The Kuder Richardson Formula 20 (KR-20) and Cronbach’s alpha were developed to address some of the concerns over other forms of reliability, particularly split-half reliability. KR-20 was developed first as a method to compute reliability for items scored dichotomously, as either “0” or “1”, as they often are for academic tests or personality inventories (such as the Geriatric Depression Scale that we use as an example earlier in the book). Afterward, the mechanics behind KR-20 was further refined to create alpha, a measure of reliability that is more general than KR-20 and applicable to items with dichotomous or continuous scales. Both measures will yield the same estimate from dichotomous data, but only alpha can estimate reliability for a non-dichotomous scale. Thus, alpha has emerged as the most general and preferred indicator of reliability in modern statistical methodology. Others have further extended the use of alpha through development of a test to determine whether alpha is the same across two samples (Feldt, 1980), and methods to estimate of confidence intervals for alpha (see Barnette, 2005).[2]
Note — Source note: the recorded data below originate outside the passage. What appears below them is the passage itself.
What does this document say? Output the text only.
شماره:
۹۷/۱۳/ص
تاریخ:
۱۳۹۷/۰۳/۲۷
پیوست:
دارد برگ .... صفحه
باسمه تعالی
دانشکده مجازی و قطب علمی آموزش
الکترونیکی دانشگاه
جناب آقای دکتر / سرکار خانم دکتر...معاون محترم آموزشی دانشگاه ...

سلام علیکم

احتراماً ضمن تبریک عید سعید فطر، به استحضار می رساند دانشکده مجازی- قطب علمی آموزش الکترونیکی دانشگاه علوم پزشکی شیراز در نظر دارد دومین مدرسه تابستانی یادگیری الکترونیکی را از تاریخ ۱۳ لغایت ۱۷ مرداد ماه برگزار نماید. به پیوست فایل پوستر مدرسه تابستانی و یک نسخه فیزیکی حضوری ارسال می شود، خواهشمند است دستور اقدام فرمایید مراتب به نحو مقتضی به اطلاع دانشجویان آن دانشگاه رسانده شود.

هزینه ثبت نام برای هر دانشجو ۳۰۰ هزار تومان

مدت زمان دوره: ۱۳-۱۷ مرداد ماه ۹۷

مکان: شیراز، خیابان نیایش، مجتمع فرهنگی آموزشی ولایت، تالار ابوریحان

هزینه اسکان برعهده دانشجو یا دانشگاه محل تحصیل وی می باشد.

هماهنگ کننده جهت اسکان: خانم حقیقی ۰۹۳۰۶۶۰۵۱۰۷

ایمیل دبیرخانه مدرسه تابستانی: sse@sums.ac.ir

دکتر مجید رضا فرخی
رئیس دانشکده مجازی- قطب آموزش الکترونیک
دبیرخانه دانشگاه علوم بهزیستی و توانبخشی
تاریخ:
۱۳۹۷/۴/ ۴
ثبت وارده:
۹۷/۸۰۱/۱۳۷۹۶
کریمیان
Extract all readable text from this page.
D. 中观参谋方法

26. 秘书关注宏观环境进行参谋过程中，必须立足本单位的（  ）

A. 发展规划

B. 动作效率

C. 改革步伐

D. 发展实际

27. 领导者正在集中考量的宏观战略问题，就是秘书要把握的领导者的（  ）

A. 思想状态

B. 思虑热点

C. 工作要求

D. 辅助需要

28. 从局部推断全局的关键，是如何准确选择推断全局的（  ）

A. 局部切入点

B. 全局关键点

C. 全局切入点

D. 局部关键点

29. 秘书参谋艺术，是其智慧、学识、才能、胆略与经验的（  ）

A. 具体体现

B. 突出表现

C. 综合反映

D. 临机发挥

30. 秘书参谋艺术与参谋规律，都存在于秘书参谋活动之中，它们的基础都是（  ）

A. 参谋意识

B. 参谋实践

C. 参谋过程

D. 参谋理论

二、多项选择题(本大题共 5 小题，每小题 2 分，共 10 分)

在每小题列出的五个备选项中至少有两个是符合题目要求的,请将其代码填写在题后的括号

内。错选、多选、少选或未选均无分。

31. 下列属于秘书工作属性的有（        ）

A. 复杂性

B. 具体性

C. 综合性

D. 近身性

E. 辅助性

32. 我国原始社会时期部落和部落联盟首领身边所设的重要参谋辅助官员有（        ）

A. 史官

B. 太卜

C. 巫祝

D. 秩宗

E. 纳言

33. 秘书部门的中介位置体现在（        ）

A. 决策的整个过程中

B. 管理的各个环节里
The correct interpretation of alpha. Cronbach (1951) himself wrote and provided proofs for several assertions about alpha:

As Nunnally & Bernstein (1994, p. 235) distill from all this, alpha is an expected correlation between one test and an alternative form of the test containing the same number of items. The square root of alpha is also, as they point out, the correlation between the score on a scale and errorless “true scores.” Let us unpack this for a moment.

This means that if one has an alpha of 0.80 for a scale, it should be interpreted as the expected correlation between that scale and another scale sampled from the same domain of items, and with the same covariance and number of items. The square root of 0.80 is 0.89, which represents an estimate of the correlation between that score and the “true scores” for that construct. As you probably know, the square of a correlation is an estimate of shared variance, so squaring this number leads us back to the proportion of “true score” in the measurement: .80. Finally, we can subtract our “true score” variance from our total variance to get an estimate of our proportion of error variance in the measurement, in this case 20%. Thus, a scale with an alpha of .80 includes approximately 20% error.

What alpha is not. Alpha is not a measure of unidimensionality (an indicator that a scale is measuring a single construct rather than multiple related constructs) as is often thought (Cortina, 1993; Schmitt, 1996). Unidimensionality is an important assumption of alpha, in that scales that are multidimensional will cause alpha to be under-estimated if not assessed separately for each dimension, but high values for alpha are not necessarily indicators of unidimensionality (e.g., Cortina, 1993; Schmitt, 1996).

Also, as we mentioned before, alpha is not a characteristic of the instrument, but rather it is a characteristic of the sample in which the instrument was used. A biased, unrepresentative, or small sample could produce a very different estimate than a large, representative sample. Furthermore, the estimates from one large, supposedly representative sample can differ from another, and the results in one population can most certainly differ from another. This is why we place such an emphasis on replication. Replication is necessary to support the reliability of an instrument. In addition, the reliability of an established instrument must be re-established when using the instrument with a new population.